Maître Jacques et Helmina étaient assis sur un banc de jonc vis-à-vis d’un feu ardent allumé dans l’âtre. Helmina tenait constamment la vue baissée.

— Dépêche-toi, Madelon, dit maître Jacques, dépêche-toi, je ne puis faire long séjour ici.

— Dans un instant, maître Jacques ; oh dame ! par exemple, vous n’s’rez pas servi comme à l’Albion, j’n’ons pas eu l’temps pour ça.

— N’importe ce que tu auras, ma bonne fille, nous avons faim, tout est superbe alors, n’est-ce pas, Helmina ? Mais dis donc, ma fille, comme tu as l’air triste aujourd’hui ! que diable pourtant, ma mignonne, indépendamment de l’orage que nous avons essuyé, tu as eu assez d’agrément dans ta promenade. Hein ! pas vrai ?

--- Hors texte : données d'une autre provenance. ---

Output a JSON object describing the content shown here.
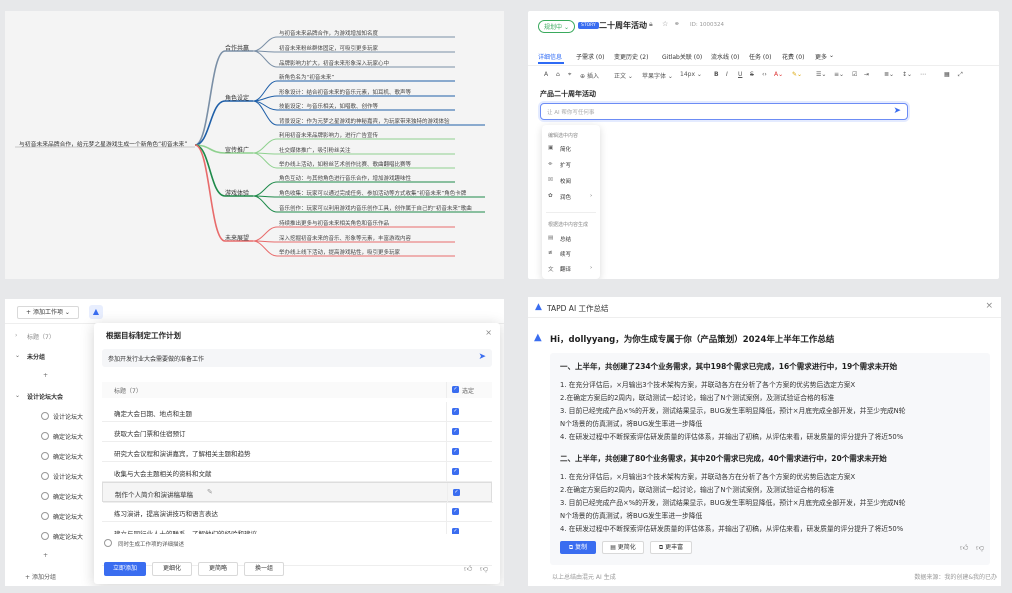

— C’est vrai, mon père, j’ai goûté d’autant plus de plaisir avec vous qu’il m’arrive rarement de jouir aussi longtemps de votre présence.

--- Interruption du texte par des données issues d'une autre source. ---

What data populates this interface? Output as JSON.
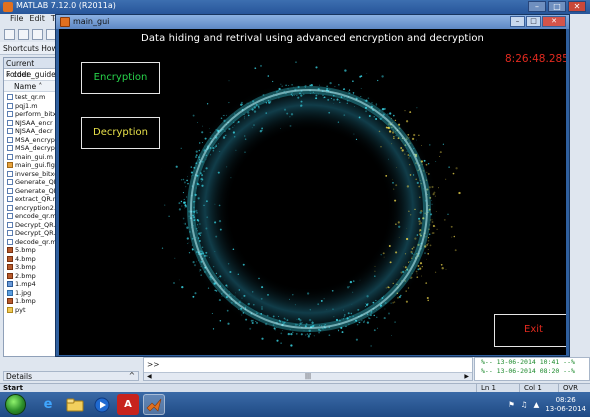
{
  "matlab": {
    "title": "MATLAB 7.12.0 (R2011a)",
    "menu": [
      "File",
      "Edit",
      "Text"
    ],
    "shortcuts": "Shortcuts  How",
    "current_folder": {
      "header": "Current Folder",
      "path": "« code_guide",
      "column_name": "Name ˄",
      "files": [
        {
          "name": "test_qr.m",
          "type": "m"
        },
        {
          "name": "pqj1.m",
          "type": "m"
        },
        {
          "name": "perform_bitxor",
          "type": "m"
        },
        {
          "name": "NJSAA_encr",
          "type": "m"
        },
        {
          "name": "NJSAA_decr",
          "type": "m"
        },
        {
          "name": "MSA_encrypt",
          "type": "m"
        },
        {
          "name": "MSA_decrypt",
          "type": "m"
        },
        {
          "name": "main_gui.m",
          "type": "m"
        },
        {
          "name": "main_gui.fig",
          "type": "fig"
        },
        {
          "name": "inverse_bitxor",
          "type": "m"
        },
        {
          "name": "Generate_QR",
          "type": "m"
        },
        {
          "name": "Generate_QR",
          "type": "m"
        },
        {
          "name": "extract_QR.m",
          "type": "m"
        },
        {
          "name": "encryption2.m",
          "type": "m"
        },
        {
          "name": "encode_qr.m",
          "type": "m"
        },
        {
          "name": "Decrypt_QR.m",
          "type": "m"
        },
        {
          "name": "Decrypt_QR.m",
          "type": "m"
        },
        {
          "name": "decode_qr.m",
          "type": "m"
        },
        {
          "name": "5.bmp",
          "type": "bmp"
        },
        {
          "name": "4.bmp",
          "type": "bmp"
        },
        {
          "name": "3.bmp",
          "type": "bmp"
        },
        {
          "name": "2.bmp",
          "type": "bmp"
        },
        {
          "name": "1.mp4",
          "type": "mp4"
        },
        {
          "name": "1.jpg",
          "type": "jpg"
        },
        {
          "name": "1.bmp",
          "type": "bmp"
        },
        {
          "name": "pyt",
          "type": "folder"
        }
      ]
    },
    "details_label": "Details",
    "command_prompt": ">>",
    "history": [
      "%-- 13-06-2014 10:41 --%",
      "%-- 13-06-2014 08:20 --%"
    ],
    "start_label": "Start",
    "status": {
      "ln": "Ln 1",
      "col": "Col 1",
      "mode": "OVR"
    }
  },
  "gui": {
    "window_title": "main_gui",
    "header": "Data hiding and retrival using advanced encryption and decryption",
    "clock": "8:26:48.285",
    "buttons": {
      "encryption": "Encryption",
      "decryption": "Decryption",
      "exit": "Exit"
    }
  },
  "colors": {
    "encryption_text": "#27d34a",
    "decryption_text": "#e8e14a",
    "clock_text": "#e12a1f",
    "exit_text": "#e12a1f",
    "ring_primary": "#3ad8e8",
    "ring_secondary": "#e8d24a"
  },
  "taskbar": {
    "apps": [
      "windows-orb-icon",
      "internet-explorer-icon",
      "explorer-icon",
      "media-player-icon",
      "acrobat-icon",
      "matlab-icon"
    ],
    "time": "08:26",
    "date": "13-06-2014"
  }
}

— Bravo ! mon enfant, dit maître Jacques avec contentement ; voilà qui est bien répondu, sur mon âme. Viens m’embrasser, Helmina, tu es maintenant mon unique consolation sur la terre.

Helmina sauta au cou de son père et l’embrassa avec effusion. Maître Jacques aperçut une grosse larme sur la joue pâle de sa fille.

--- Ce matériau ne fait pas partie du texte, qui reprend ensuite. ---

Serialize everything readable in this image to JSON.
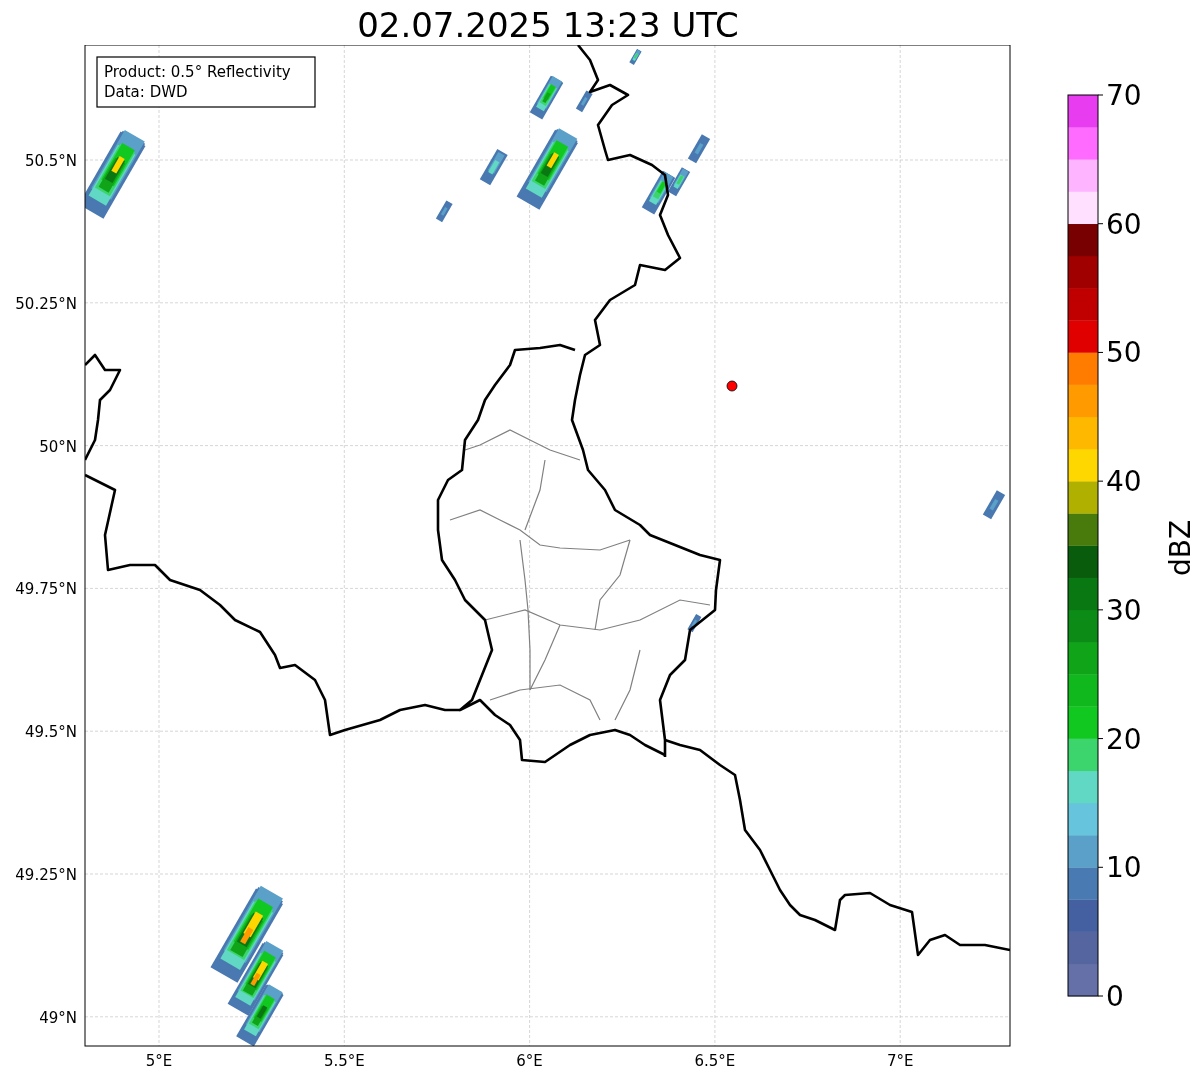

— Helmina, lui dit-il avec un air de douceur, tu pleures, je vois bien que tu me caches quelque chose ; si tu savais comme ce manque de confiance de ta part m’afflige.

— Je n’ai point de secret pour vous, mon père ; cette larme m’est arrachée par l’amitié que je vous porte, par la séparation que vous allez faire. — Oh ! mon père, pourquoi aussi ne pas toujours demeurer avec moi ? Quelles affaires si multipliées peuvent vous retenir aussi longtemps absent ?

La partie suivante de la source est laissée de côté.